As you know, the worst of the fires this summer actually were physically set by people. The Forest Service estimates that 90 percent of wildfires in national forests are human-caused. A common-sense way to prevent forest fires is to limit motorized access into the woods, especially during the fire season. But renegade shovel brigades and Jeep clubs seem to have no respect for rules that protect forest resources or private property. When other motorists follow their example and fail to obey road closures, the results can be catastrophic. Take the recent huge fire in Arizona. The blaze was not started by a hiker, as off-road vehicle groups have gleefully claimed.

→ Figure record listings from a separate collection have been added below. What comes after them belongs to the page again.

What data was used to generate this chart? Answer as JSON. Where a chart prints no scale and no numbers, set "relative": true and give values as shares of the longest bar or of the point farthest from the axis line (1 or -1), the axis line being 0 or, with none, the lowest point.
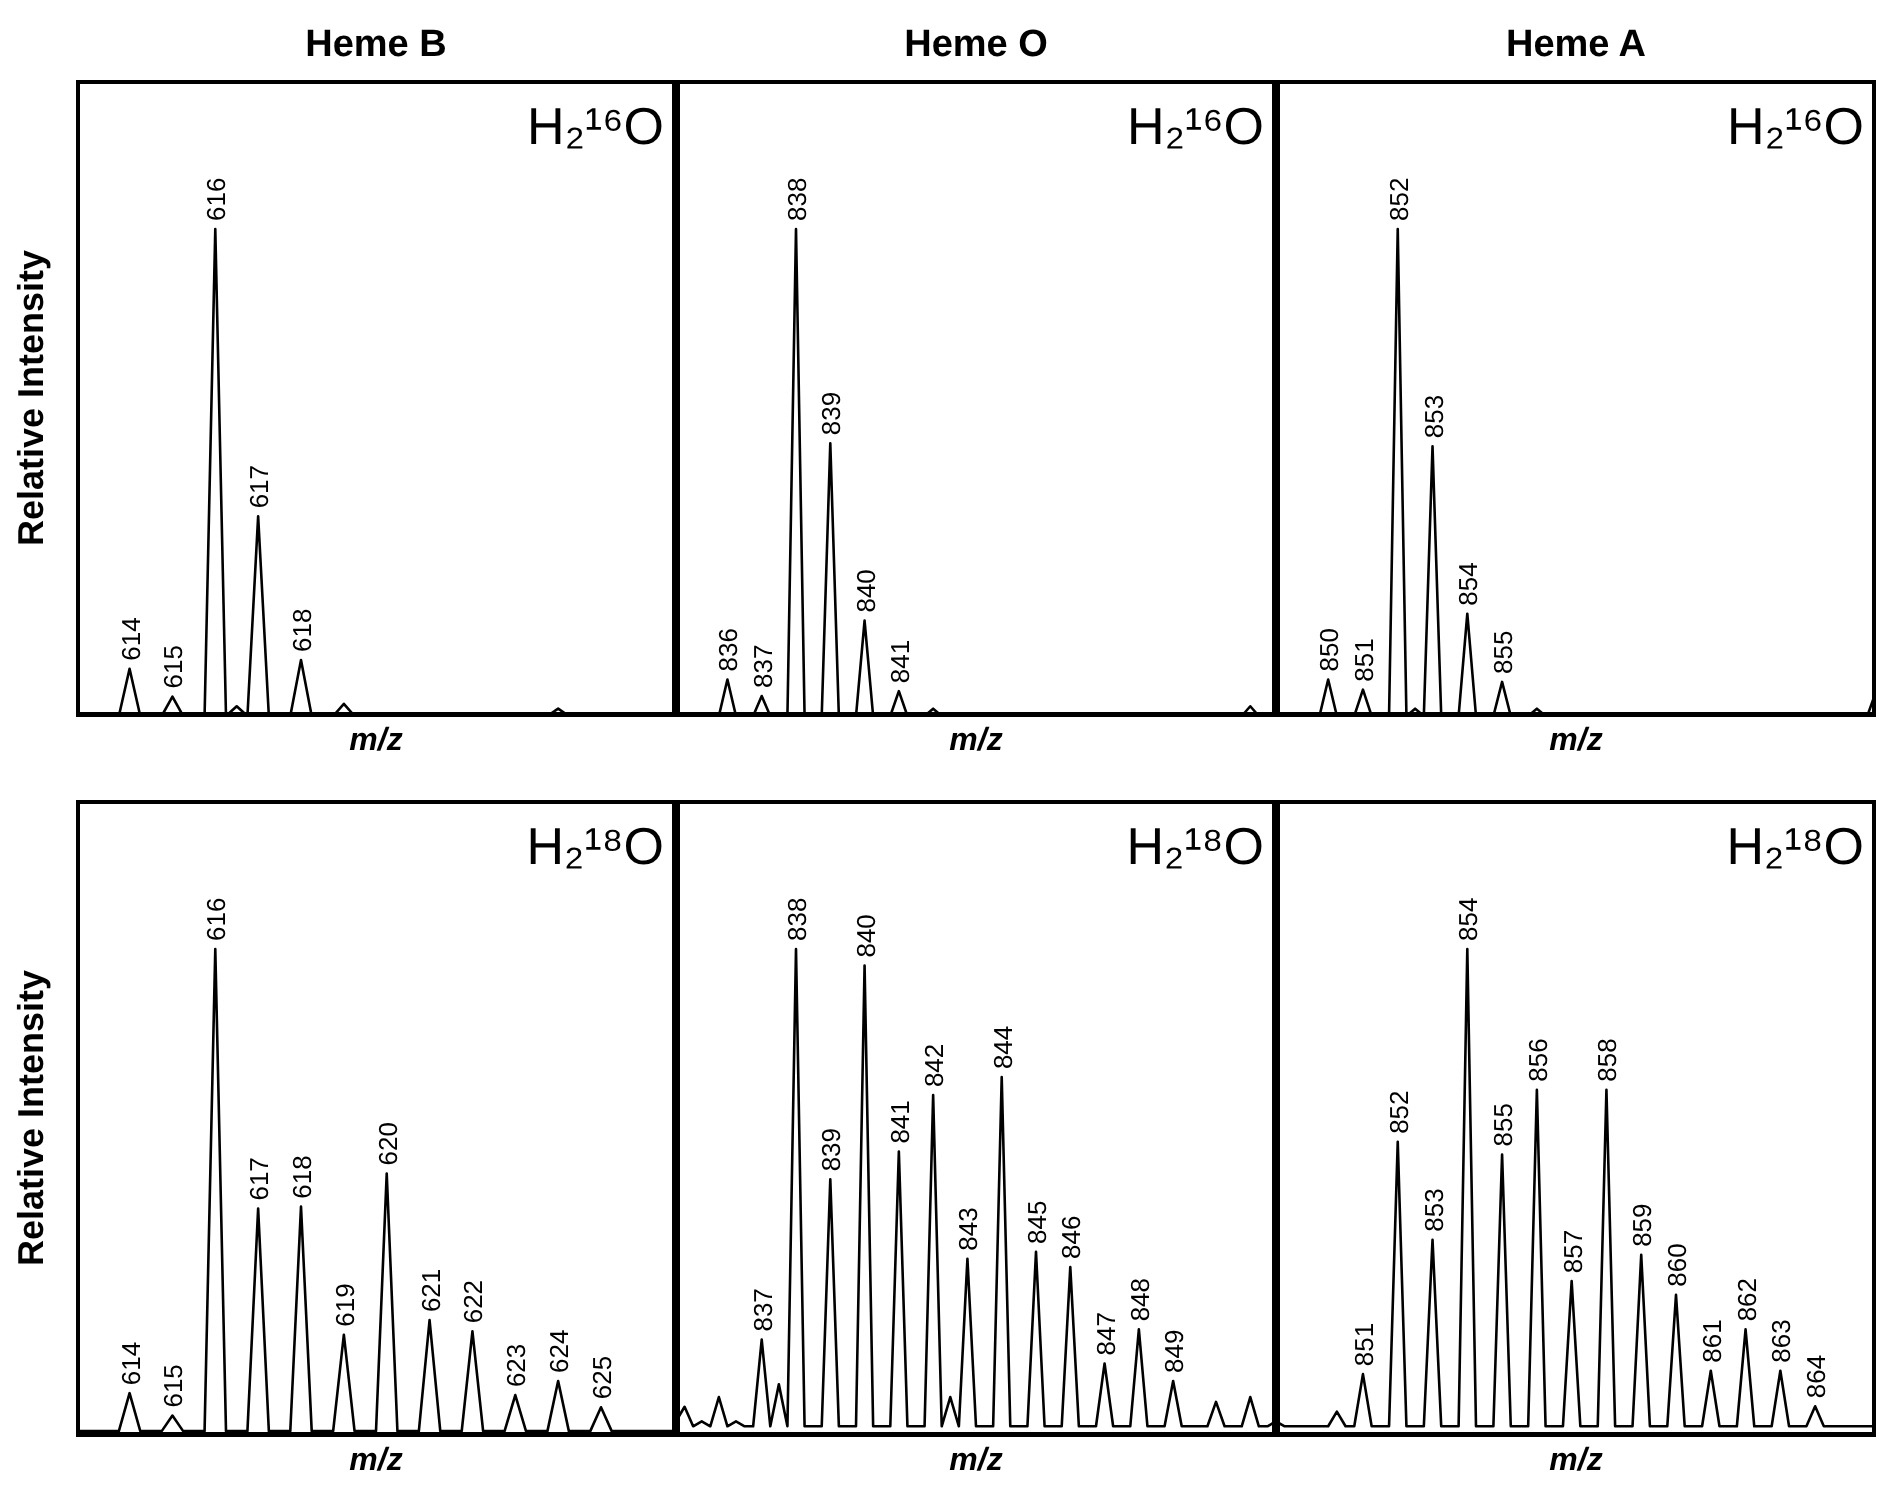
{
  "chart_data": [
    {
      "type": "line",
      "title": "Heme B",
      "xlabel": "m/z",
      "ylabel": "Relative Intensity",
      "relative": true,
      "color": "#000000",
      "annotations": [
        "H₂¹⁶O",
        {
          "text": "614",
          "y": 0.097
        },
        {
          "text": "615",
          "y": 0.04
        },
        {
          "text": "616",
          "y": 1
        },
        {
          "text": "617",
          "y": 0.41
        },
        {
          "text": "618",
          "y": 0.115
        }
      ],
      "categories": [
        null,
        null,
        null,
        null,
        null,
        null,
        null,
        null,
        null,
        null,
        null,
        null,
        null,
        null,
        null,
        null,
        null,
        null,
        null,
        null,
        null,
        null,
        null,
        null,
        null,
        null,
        null,
        null,
        null,
        null,
        null,
        null,
        null,
        null,
        null,
        null,
        null,
        null,
        null,
        null,
        null,
        null,
        null,
        null,
        null,
        null,
        null,
        null,
        null,
        null,
        null,
        null,
        null,
        null,
        null,
        null,
        null
      ],
      "values": [
        0,
        0,
        0,
        0,
        0,
        0.097,
        0,
        0,
        0,
        0.04,
        0,
        0,
        0,
        1,
        0,
        0.02,
        0,
        0.41,
        0,
        0,
        0,
        0.115,
        0,
        0,
        0,
        0.025,
        0,
        0,
        0,
        0,
        0,
        0,
        0,
        0,
        0,
        0,
        0,
        0,
        0,
        0,
        0,
        0,
        0,
        0,
        0,
        0.015,
        0,
        0,
        0,
        0,
        0,
        0,
        0,
        0,
        0,
        0,
        0
      ]
    },
    {
      "type": "line",
      "title": "Heme O",
      "xlabel": "m/z",
      "relative": true,
      "color": "#000000",
      "annotations": [
        "H₂¹⁶O",
        {
          "text": "836",
          "y": 0.075
        },
        {
          "text": "837",
          "y": 0.041
        },
        {
          "text": "838",
          "y": 1
        },
        {
          "text": "839",
          "y": 0.56
        },
        {
          "text": "840",
          "y": 0.196
        },
        {
          "text": "841",
          "y": 0.051
        }
      ],
      "categories": [
        null,
        null,
        null,
        null,
        null,
        null,
        null,
        null,
        null,
        null,
        null,
        null,
        null,
        null,
        null,
        null,
        null,
        null,
        null,
        null,
        null,
        null,
        null,
        null,
        null,
        null,
        null,
        null,
        null,
        null,
        null,
        null,
        null,
        null,
        null,
        null,
        null,
        null,
        null,
        null,
        null,
        null,
        null,
        null,
        null,
        null,
        null,
        null,
        null,
        null,
        null,
        null,
        null,
        null,
        null,
        null,
        null,
        null,
        null,
        null,
        null,
        null,
        null,
        null,
        null,
        null,
        null,
        null,
        null,
        null,
        null
      ],
      "values": [
        0,
        0,
        0,
        0,
        0,
        0,
        0.075,
        0,
        0,
        0,
        0.041,
        0,
        0,
        0,
        1,
        0,
        0,
        0,
        0.56,
        0,
        0,
        0,
        0.196,
        0,
        0,
        0,
        0.051,
        0,
        0,
        0,
        0.015,
        0,
        0,
        0,
        0,
        0,
        0,
        0,
        0,
        0,
        0,
        0,
        0,
        0,
        0,
        0,
        0,
        0,
        0,
        0,
        0,
        0,
        0,
        0,
        0,
        0,
        0,
        0,
        0,
        0,
        0,
        0,
        0,
        0,
        0,
        0,
        0,
        0.02,
        0,
        0,
        0
      ]
    },
    {
      "type": "line",
      "title": "Heme A",
      "xlabel": "m/z",
      "relative": true,
      "color": "#000000",
      "annotations": [
        "H₂¹⁶O",
        {
          "text": "850",
          "y": 0.075
        },
        {
          "text": "851",
          "y": 0.054
        },
        {
          "text": "852",
          "y": 1
        },
        {
          "text": "853",
          "y": 0.554
        },
        {
          "text": "854",
          "y": 0.21
        },
        {
          "text": "855",
          "y": 0.07
        }
      ],
      "categories": [
        null,
        null,
        null,
        null,
        null,
        null,
        null,
        null,
        null,
        null,
        null,
        null,
        null,
        null,
        null,
        null,
        null,
        null,
        null,
        null,
        null,
        null,
        null,
        null,
        null,
        null,
        null,
        null,
        null,
        null,
        null,
        null,
        null,
        null,
        null,
        null,
        null,
        null,
        null,
        null,
        null,
        null,
        null,
        null,
        null,
        null,
        null,
        null,
        null,
        null,
        null,
        null,
        null,
        null,
        null,
        null,
        null,
        null,
        null,
        null,
        null,
        null,
        null,
        null,
        null,
        null,
        null,
        null,
        null,
        null
      ],
      "values": [
        0.01,
        0,
        0,
        0,
        0,
        0,
        0.075,
        0,
        0,
        0,
        0.054,
        0,
        0,
        0,
        1,
        0,
        0.015,
        0,
        0.554,
        0,
        0,
        0,
        0.21,
        0,
        0,
        0,
        0.07,
        0,
        0,
        0,
        0.015,
        0,
        0,
        0,
        0,
        0,
        0,
        0,
        0,
        0,
        0,
        0,
        0,
        0,
        0,
        0,
        0,
        0,
        0,
        0,
        0,
        0,
        0,
        0,
        0,
        0,
        0,
        0,
        0,
        0,
        0,
        0,
        0,
        0,
        0,
        0,
        0,
        0,
        0,
        0.05
      ]
    },
    {
      "type": "line",
      "xlabel": "m/z",
      "ylabel": "Relative Intensity",
      "relative": true,
      "color": "#000000",
      "annotations": [
        "H₂¹⁸O",
        {
          "text": "614",
          "y": 0.088
        },
        {
          "text": "615",
          "y": 0.042
        },
        {
          "text": "616",
          "y": 1
        },
        {
          "text": "617",
          "y": 0.467
        },
        {
          "text": "618",
          "y": 0.471
        },
        {
          "text": "619",
          "y": 0.208
        },
        {
          "text": "620",
          "y": 0.539
        },
        {
          "text": "621",
          "y": 0.238
        },
        {
          "text": "622",
          "y": 0.215
        },
        {
          "text": "623",
          "y": 0.084
        },
        {
          "text": "624",
          "y": 0.113
        },
        {
          "text": "625",
          "y": 0.059
        }
      ],
      "categories": [
        null,
        null,
        null,
        null,
        null,
        null,
        null,
        null,
        null,
        null,
        null,
        null,
        null,
        null,
        null,
        null,
        null,
        null,
        null,
        null,
        null,
        null,
        null,
        null,
        null,
        null,
        null,
        null,
        null,
        null,
        null,
        null,
        null,
        null,
        null,
        null,
        null,
        null,
        null,
        null,
        null,
        null,
        null,
        null,
        null,
        null,
        null,
        null,
        null,
        null,
        null,
        null,
        null,
        null,
        null,
        null,
        null
      ],
      "values": [
        0.01,
        0.01,
        0.01,
        0.01,
        0.01,
        0.088,
        0.01,
        0.01,
        0.01,
        0.042,
        0.01,
        0.01,
        0.01,
        1,
        0.01,
        0.01,
        0.01,
        0.467,
        0.01,
        0.01,
        0.01,
        0.471,
        0.01,
        0.01,
        0.01,
        0.208,
        0.01,
        0.01,
        0.01,
        0.539,
        0.01,
        0.01,
        0.01,
        0.238,
        0.01,
        0.01,
        0.01,
        0.215,
        0.01,
        0.01,
        0.01,
        0.084,
        0.01,
        0.01,
        0.01,
        0.113,
        0.01,
        0.01,
        0.01,
        0.059,
        0.01,
        0.01,
        0.01,
        0.01,
        0.01,
        0.01,
        0.01
      ]
    },
    {
      "type": "line",
      "xlabel": "m/z",
      "relative": true,
      "color": "#000000",
      "annotations": [
        "H₂¹⁸O",
        {
          "text": "837",
          "y": 0.198
        },
        {
          "text": "838",
          "y": 1
        },
        {
          "text": "839",
          "y": 0.527
        },
        {
          "text": "840",
          "y": 0.966
        },
        {
          "text": "841",
          "y": 0.584
        },
        {
          "text": "842",
          "y": 0.7
        },
        {
          "text": "843",
          "y": 0.364
        },
        {
          "text": "844",
          "y": 0.737
        },
        {
          "text": "845",
          "y": 0.378
        },
        {
          "text": "846",
          "y": 0.347
        },
        {
          "text": "847",
          "y": 0.149
        },
        {
          "text": "848",
          "y": 0.219
        },
        {
          "text": "849",
          "y": 0.113
        }
      ],
      "categories": [
        null,
        null,
        null,
        null,
        null,
        null,
        null,
        null,
        null,
        null,
        null,
        null,
        null,
        null,
        null,
        null,
        null,
        null,
        null,
        null,
        null,
        null,
        null,
        null,
        null,
        null,
        null,
        null,
        null,
        null,
        null,
        null,
        null,
        null,
        null,
        null,
        null,
        null,
        null,
        null,
        null,
        null,
        null,
        null,
        null,
        null,
        null,
        null,
        null,
        null,
        null,
        null,
        null,
        null,
        null,
        null,
        null,
        null,
        null,
        null,
        null,
        null,
        null,
        null,
        null,
        null,
        null,
        null,
        null,
        null,
        null
      ],
      "values": [
        0.03,
        0.06,
        0.02,
        0.03,
        0.02,
        0.08,
        0.02,
        0.03,
        0.02,
        0.02,
        0.198,
        0.02,
        0.106,
        0.02,
        1,
        0.02,
        0.02,
        0.02,
        0.527,
        0.02,
        0.02,
        0.02,
        0.966,
        0.02,
        0.02,
        0.02,
        0.584,
        0.02,
        0.02,
        0.02,
        0.7,
        0.02,
        0.08,
        0.02,
        0.364,
        0.02,
        0.02,
        0.02,
        0.737,
        0.02,
        0.02,
        0.02,
        0.378,
        0.02,
        0.02,
        0.02,
        0.347,
        0.02,
        0.02,
        0.02,
        0.149,
        0.02,
        0.02,
        0.02,
        0.219,
        0.02,
        0.02,
        0.02,
        0.113,
        0.02,
        0.02,
        0.02,
        0.02,
        0.07,
        0.02,
        0.02,
        0.02,
        0.08,
        0.02,
        0.02,
        0.03
      ]
    },
    {
      "type": "line",
      "xlabel": "m/z",
      "relative": true,
      "color": "#000000",
      "annotations": [
        "H₂¹⁸O",
        {
          "text": "851",
          "y": 0.127
        },
        {
          "text": "852",
          "y": 0.604
        },
        {
          "text": "853",
          "y": 0.403
        },
        {
          "text": "854",
          "y": 1
        },
        {
          "text": "855",
          "y": 0.578
        },
        {
          "text": "856",
          "y": 0.711
        },
        {
          "text": "857",
          "y": 0.318
        },
        {
          "text": "858",
          "y": 0.711
        },
        {
          "text": "859",
          "y": 0.372
        },
        {
          "text": "860",
          "y": 0.29
        },
        {
          "text": "861",
          "y": 0.134
        },
        {
          "text": "862",
          "y": 0.219
        },
        {
          "text": "863",
          "y": 0.134
        },
        {
          "text": "864",
          "y": 0.061
        }
      ],
      "categories": [
        null,
        null,
        null,
        null,
        null,
        null,
        null,
        null,
        null,
        null,
        null,
        null,
        null,
        null,
        null,
        null,
        null,
        null,
        null,
        null,
        null,
        null,
        null,
        null,
        null,
        null,
        null,
        null,
        null,
        null,
        null,
        null,
        null,
        null,
        null,
        null,
        null,
        null,
        null,
        null,
        null,
        null,
        null,
        null,
        null,
        null,
        null,
        null,
        null,
        null,
        null,
        null,
        null,
        null,
        null,
        null,
        null,
        null,
        null,
        null,
        null,
        null,
        null,
        null,
        null,
        null,
        null,
        null,
        null,
        null
      ],
      "values": [
        0.03,
        0.02,
        0.02,
        0.02,
        0.02,
        0.02,
        0.02,
        0.05,
        0.02,
        0.02,
        0.127,
        0.02,
        0.02,
        0.02,
        0.604,
        0.02,
        0.02,
        0.02,
        0.403,
        0.02,
        0.02,
        0.02,
        1,
        0.02,
        0.02,
        0.02,
        0.578,
        0.02,
        0.02,
        0.02,
        0.711,
        0.02,
        0.02,
        0.02,
        0.318,
        0.02,
        0.02,
        0.02,
        0.711,
        0.02,
        0.02,
        0.02,
        0.372,
        0.02,
        0.02,
        0.02,
        0.29,
        0.02,
        0.02,
        0.02,
        0.134,
        0.02,
        0.02,
        0.02,
        0.219,
        0.02,
        0.02,
        0.02,
        0.134,
        0.02,
        0.02,
        0.02,
        0.061,
        0.02,
        0.02,
        0.02,
        0.02,
        0.02,
        0.02,
        0.02
      ]
    }
  ]
}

The Chediski fire broke out after a pickup truck driver got lost in a maze of forest roads on the Fort Apache Reservation and subsequently ran out of gas. In desperation, his stranded passenger set a signal fire that got out of control, merged with the Rodeo fire, burned almost half a million acres, destroyed nearly 500 homes and cabins, and forced the evacuation of 300,000 people.

Forests with open roads will always be more vulnerable than those without roads. Someone who tossed a cigarette or other burning object into a roadside ditch started the Missionary Ridge fire near Durango. That fire destroyed 56 homes and more than 70,000 acres, costing more than $40 million. Areas with roads in our national forests require active management to reduce their unnaturally high fire hazards and help restore them to health, but thinning also makes them more vulnerable to damage from motorized intruders. That's one of the reasons thinning projects need a comprehensive environmental review, so that we don't inadvertently increase the fire risk with a rushed job due to political pressure. By reasonably limiting access in forests already criss-crossed with roads, we can reduce the threat of catastrophic wildfires. In the wild and roadless areas of our national forests, nature can be left to its own devices, which will keep forests healthy, reduce wildfire hazards, and save taxpayers the expense of road construction and upkeep - not to mention the cost of fighting the resultant wildfires. By preserving roadless areas, the federal government can protect our last remaining wild forests for all Americans.